Posts Tagged ‘backup’

The Power of a Space

What a weekend.

I’m in the process of migrating servers, I’m moving from one hosting company to another.  I have a number of different sites, one is still on the old cloud-based server, while this one, among others are hosted on our new server.  I’m still doing a lot of tweaking, testing and securing before fully migrating everything over…and on the to-do-list is whole process for backing up, with a number of fail-safe’s in case anything goes wrong once all is migrated.  The problem?  It was still on the to-do-list.

So on Friday afternoon, I’m working on the server…I’m usually very cautious about working on it because I’m no system admin.  I have separate access for different domains, that way if anything is compromised or anything goes wrong, worst case scenario is that it should only affect that one domain.  During some of the work, I had to access multiple files from different domains, so I decided to login using root access, which can pretty much access anything and do everything.

To make a long story short, I was trying to delete the contents of a folder, and I used the following command:

rm -rf folder /*

I meant to do:

rm -rf folder/*

The difference of that one space?  Rather than deleting everything within the folder, it deleted the folder AND everything in /…which for Windows folks, is like saying delete C:\.  Seconds later and if you went to any of my sites you would get a quick error back saying permission denied.  On top of that, I hadn’t implemented my backup system yet, so I had no backups.  Talk about a nightmare!

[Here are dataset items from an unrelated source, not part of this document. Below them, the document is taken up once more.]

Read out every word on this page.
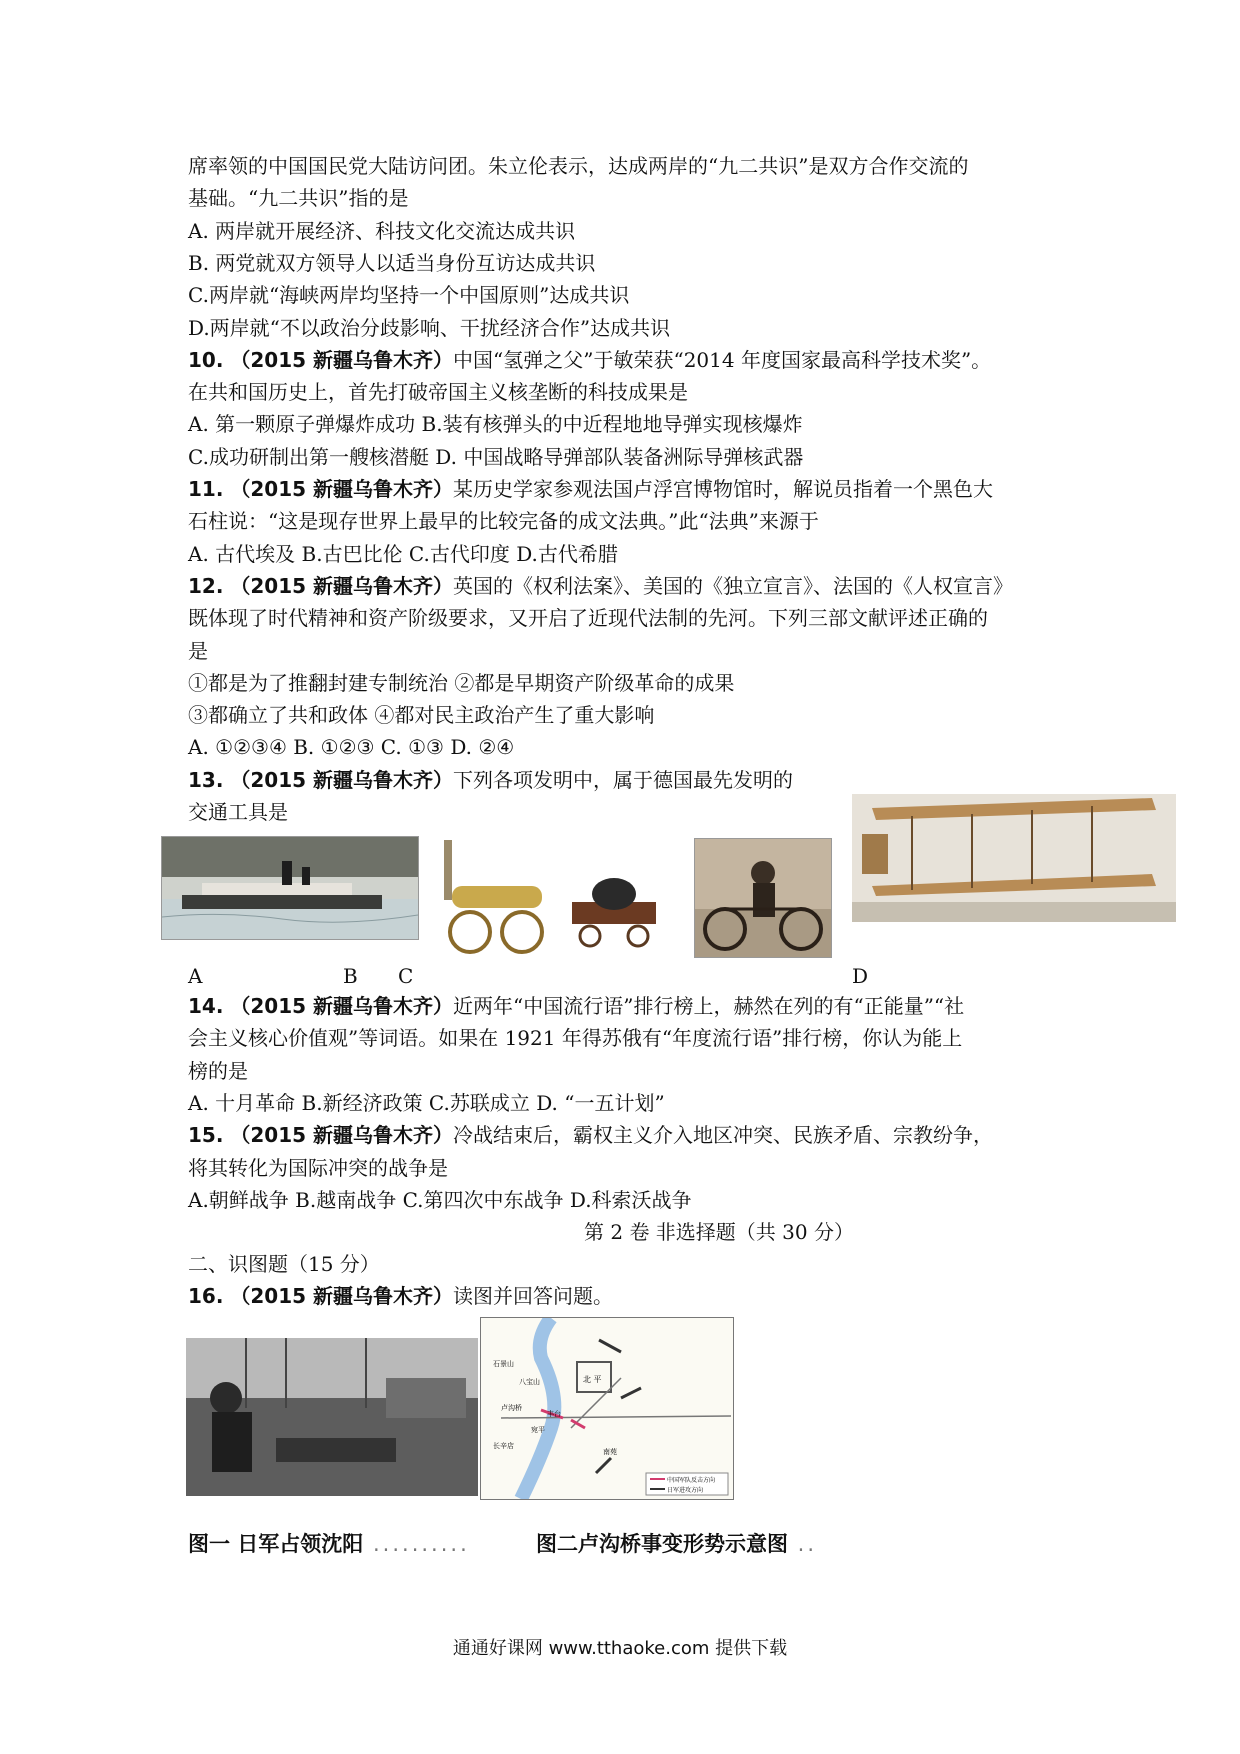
席率领的中国国民党大陆访问团。朱立伦表示，达成两岸的“九二共识”是双方合作交流的
基础。“九二共识”指的是
A. 两岸就开展经济、科技文化交流达成共识
B. 两党就双方领导人以适当身份互访达成共识
C.两岸就“海峡两岸均坚持一个中国原则”达成共识
D.两岸就“不以政治分歧影响、干扰经济合作”达成共识
10. （2015 新疆乌鲁木齐）中国“氢弹之父”于敏荣获“2014 年度国家最高科学技术奖”。
在共和国历史上，首先打破帝国主义核垄断的科技成果是
A. 第一颗原子弹爆炸成功 B.装有核弹头的中近程地地导弹实现核爆炸
C.成功研制出第一艘核潜艇 D. 中国战略导弹部队装备洲际导弹核武器
11. （2015 新疆乌鲁木齐）某历史学家参观法国卢浮宫博物馆时，解说员指着一个黑色大
石柱说：“这是现存世界上最早的比较完备的成文法典。”此“法典”来源于
A. 古代埃及 B.古巴比伦 C.古代印度 D.古代希腊
12. （2015 新疆乌鲁木齐）英国的《权利法案》、美国的《独立宣言》、法国的《人权宣言》
既体现了时代精神和资产阶级要求，又开启了近现代法制的先河。下列三部文献评述正确的
是
①都是为了推翻封建专制统治 ②都是早期资产阶级革命的成果
③都确立了共和政体 ④都对民主政治产生了重大影响
A. ①②③④ B. ①②③ C. ①③ D. ②④
13. （2015 新疆乌鲁木齐）下列各项发明中，属于德国最先发明的
交通工具是
A	B C	D
14. （2015 新疆乌鲁木齐）近两年“中国流行语”排行榜上，赫然在列的有“正能量”“社
会主义核心价值观”等词语。如果在 1921 年得苏俄有“年度流行语”排行榜，你认为能上
榜的是
A. 十月革命 B.新经济政策 C.苏联成立 D. “一五计划”
15. （2015 新疆乌鲁木齐）冷战结束后，霸权主义介入地区冲突、民族矛盾、宗教纷争，
将其转化为国际冲突的战争是
A.朝鲜战争 B.越南战争 C.第四次中东战争 D.科索沃战争
第 2 卷 非选择题（共 30 分）
二、识图题（15 分）
16. （2015 新疆乌鲁木齐）读图并回答问题。
石景山
八宝山	北 平
卢沟桥
丰台
宛平
长辛店
南苑
中国军队反击方向
日军进攻方向
图一 日军占领沈阳 ..........	图二卢沟桥事变形势示意图 ..
通通好课网 www.tthaoke.com 提供下载
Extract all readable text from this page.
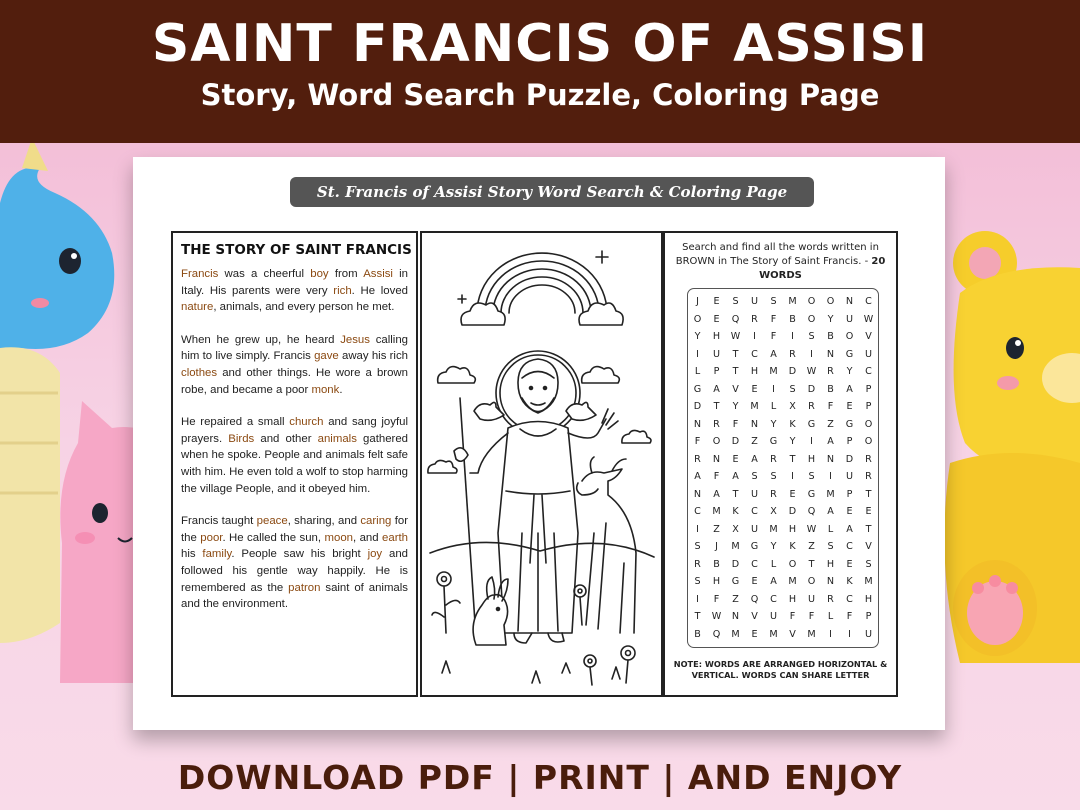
SAINT FRANCIS OF ASSISI
Story, Word Search Puzzle, Coloring Page
St. Francis of Assisi Story Word Search & Coloring Page
THE STORY OF SAINT FRANCIS

Francis was a cheerful boy from Assisi in Italy. His parents were very rich. He loved nature, animals, and every person he met.

When he grew up, he heard Jesus calling him to live simply. Francis gave away his rich clothes and other things. He wore a brown robe, and became a poor monk.

He repaired a small church and sang joyful prayers. Birds and other animals gathered when he spoke. People and animals felt safe with him. He even told a wolf to stop harming the village People, and it obeyed him.

Francis taught peace, sharing, and caring for the poor. He called the sun, moon, and earth his family. People saw his bright joy and followed his gentle way happily. He is remembered as the patron saint of animals and the environment.

Search and find all the words written in BROWN in The Story of Saint Francis. - 20 WORDS
J	E	S	U	S	M	O	O	N	C
O	E	Q	R	F	B	O	Y	U	W
Y	H	W	I	F	I	S	B	O	V
I	U	T	C	A	R	I	N	G	U
L	P	T	H	M	D	W	R	Y	C
G	A	V	E	I	S	D	B	A	P
D	T	Y	M	L	X	R	F	E	P
N	R	F	N	Y	K	G	Z	G	O
F	O	D	Z	G	Y	I	A	P	O
R	N	E	A	R	T	H	N	D	R
A	F	A	S	S	I	S	I	U	R
N	A	T	U	R	E	G	M	P	T
C	M	K	C	X	D	Q	A	E	E
I	Z	X	U	M	H	W	L	A	T
S	J	M	G	Y	K	Z	S	C	V
R	B	D	C	L	O	T	H	E	S
S	H	G	E	A	M	O	N	K	M
I	F	Z	Q	C	H	U	R	C	H
T	W	N	V	U	F	F	L	F	P
B	Q	M	E	M	V	M	I	I	U
NOTE: WORDS ARE ARRANGED HORIZONTAL & VERTICAL. WORDS CAN SHARE LETTER
DOWNLOAD PDF | PRINT | AND ENJOY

The entire weekend was spent figuring out a variety of solutions to get everything restored to as close to the date as possible.  I got lucky with a couple things, like having a backup of some databases that I had downloaded while migrating servers (couple weeks old), and a recent backup in my recycle bin.  At the end of the day, after much wasted time, I was able to get everything fairly close to restored as possible (I did lose some stuff).  The first to-do after that?  Back everything up!  Had I not had certain files downloaded, or my host hadn’t had a disaster recovery file from a month prior, the situation could have been much worse.

This is a reminder to all site owners.  You never know what can happen.  Setup a backup plan, and implement it yesterday.

Server Was Potentially Comprimised – Steps To Take

Yesterday I got an e-mail from somebody saying that they had gone to my site and their anti-virus software popped up a message saying their was a trojan. I didn’t see anything on the site, so I asked them to send me a screenshot of the error. Once I saw the screenshot, I saw a call being made to a data.js file, which is not something that I would make a call for or uploaded in that location. I checked the site in IE, and sure enough there was the call. Somebody had been able to get it on the server and create that file. I had been compromised.

The first thing I did was rename the file and check through the rest of the site to ensure nothing had gone into affect or been messed with. I seemed to have gotten lucky here. I called my host to see what steps can be taken. They told me to delete the file and follow all steps here which was extremely helpful.

You can go through the above document if you run into the same issue, but I’ll give a high-level overview of the two most important things to do.

Change ALL Passwords

I went through and changed all of my passwords. Think of everything you have passwords for, and change them. Make sure to use strong passwords (mix of upper and lowercase, numbers, and symbols). I changed everything from my host dashboard password, to database passwords, to username passwords (ex: WordPress), etc. You have to assume that if your server was compromised, they have your passwords. Changing them will lock them out.

Back Everything Up

I created an archive of my entire web folder and databases. Make sure you always have backups. This is a given, but the event was an eye opener of a reminder.

I got lucky that nothing worse occurred and that somebody brought this to my attention in time. To help prevent this, change your passwords and backup your data often.